I am grateful to the Chief Whip and his staff for their assistance in the difficult process of getting through the past few weeks of this Parliament. As he rightly said, we have done so with dignity and in a way of which we, as part of Parliament, have a right to be proud. I wish all noble Lords a good break.
The Earl of Halsbury
My Lords, it is one of those occasions when a Cross-Bencher can with confidence know that he speaks on behalf of all his noble friends. I know that it would be the wish of my noble friend Lady Hylton-Foster that I should associate all my noble friends with the good wishes that have been extended to those who serve us in this House, in particular in the last difficult period during which those of us who do not live in London have had their means of transport home disrupted. The helpful advice and notices that we receive from those who serve us as to which railway stations are open and which lines are running are very much appreciated by everyone who benefits from them.

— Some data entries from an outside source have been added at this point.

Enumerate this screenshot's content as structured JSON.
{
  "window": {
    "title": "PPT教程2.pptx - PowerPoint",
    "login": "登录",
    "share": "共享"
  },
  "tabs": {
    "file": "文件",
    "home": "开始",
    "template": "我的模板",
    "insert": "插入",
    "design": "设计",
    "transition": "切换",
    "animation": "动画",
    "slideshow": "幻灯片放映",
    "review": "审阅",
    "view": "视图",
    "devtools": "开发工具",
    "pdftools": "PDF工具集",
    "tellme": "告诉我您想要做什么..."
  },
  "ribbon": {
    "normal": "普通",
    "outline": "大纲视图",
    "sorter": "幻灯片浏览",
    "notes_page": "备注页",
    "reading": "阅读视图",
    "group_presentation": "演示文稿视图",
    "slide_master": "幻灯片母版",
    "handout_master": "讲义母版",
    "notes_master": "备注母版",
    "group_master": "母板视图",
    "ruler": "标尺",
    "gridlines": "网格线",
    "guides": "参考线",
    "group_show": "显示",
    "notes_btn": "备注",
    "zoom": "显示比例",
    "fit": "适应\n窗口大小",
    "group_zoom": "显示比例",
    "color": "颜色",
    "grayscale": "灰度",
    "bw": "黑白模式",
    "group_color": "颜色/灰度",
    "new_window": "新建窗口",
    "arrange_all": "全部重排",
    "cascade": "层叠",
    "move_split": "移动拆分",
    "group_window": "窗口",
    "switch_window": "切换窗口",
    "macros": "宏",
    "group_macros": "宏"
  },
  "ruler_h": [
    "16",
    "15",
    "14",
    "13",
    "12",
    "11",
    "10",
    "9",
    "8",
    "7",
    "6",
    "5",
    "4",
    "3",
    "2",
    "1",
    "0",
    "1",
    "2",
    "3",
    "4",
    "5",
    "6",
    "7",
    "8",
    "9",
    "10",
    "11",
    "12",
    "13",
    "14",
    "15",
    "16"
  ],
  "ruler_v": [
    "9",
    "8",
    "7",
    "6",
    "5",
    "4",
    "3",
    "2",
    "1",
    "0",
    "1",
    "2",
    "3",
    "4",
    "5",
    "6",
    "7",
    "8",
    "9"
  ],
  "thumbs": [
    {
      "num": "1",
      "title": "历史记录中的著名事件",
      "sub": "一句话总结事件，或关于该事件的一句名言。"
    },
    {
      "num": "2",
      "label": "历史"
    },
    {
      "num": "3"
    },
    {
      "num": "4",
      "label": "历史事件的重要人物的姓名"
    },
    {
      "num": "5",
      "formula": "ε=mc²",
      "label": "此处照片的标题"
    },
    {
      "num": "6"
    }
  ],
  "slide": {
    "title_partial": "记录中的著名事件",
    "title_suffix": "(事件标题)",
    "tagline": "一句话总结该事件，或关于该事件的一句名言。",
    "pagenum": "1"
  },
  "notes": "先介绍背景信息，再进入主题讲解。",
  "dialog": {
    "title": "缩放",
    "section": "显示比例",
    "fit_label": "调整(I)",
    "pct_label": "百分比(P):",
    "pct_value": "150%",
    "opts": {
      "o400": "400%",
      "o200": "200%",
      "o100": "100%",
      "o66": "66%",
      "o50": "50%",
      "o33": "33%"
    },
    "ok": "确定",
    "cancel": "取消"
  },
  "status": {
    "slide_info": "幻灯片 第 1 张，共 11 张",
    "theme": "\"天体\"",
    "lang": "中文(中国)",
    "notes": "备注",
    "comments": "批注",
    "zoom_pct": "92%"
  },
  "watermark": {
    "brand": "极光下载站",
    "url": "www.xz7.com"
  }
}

It is therefore with the greatest pleasure that I associate my noble friends with the words of the Chief Whip.
§ The Lord Bishop of Ripon
My Lords, from the security of this Bench, perhaps I may pay tribute to the sense of security that I always feel in this House. The generosity and courtesy which is always available in your Lordships' House makes us feel glad to be here.
I associate myself too with the tributes paid to the staff and assure the Members of this House that we on these Benches are glad of our membership in this place.
§ Lord Hesketh
My Lords, in drawing the sword of conflict from the stone until 6th May, I beg to move that the House do adjourn during pleasure until 3.45 p.m.
Moved accordingly, and, on Question, Motion agreed to.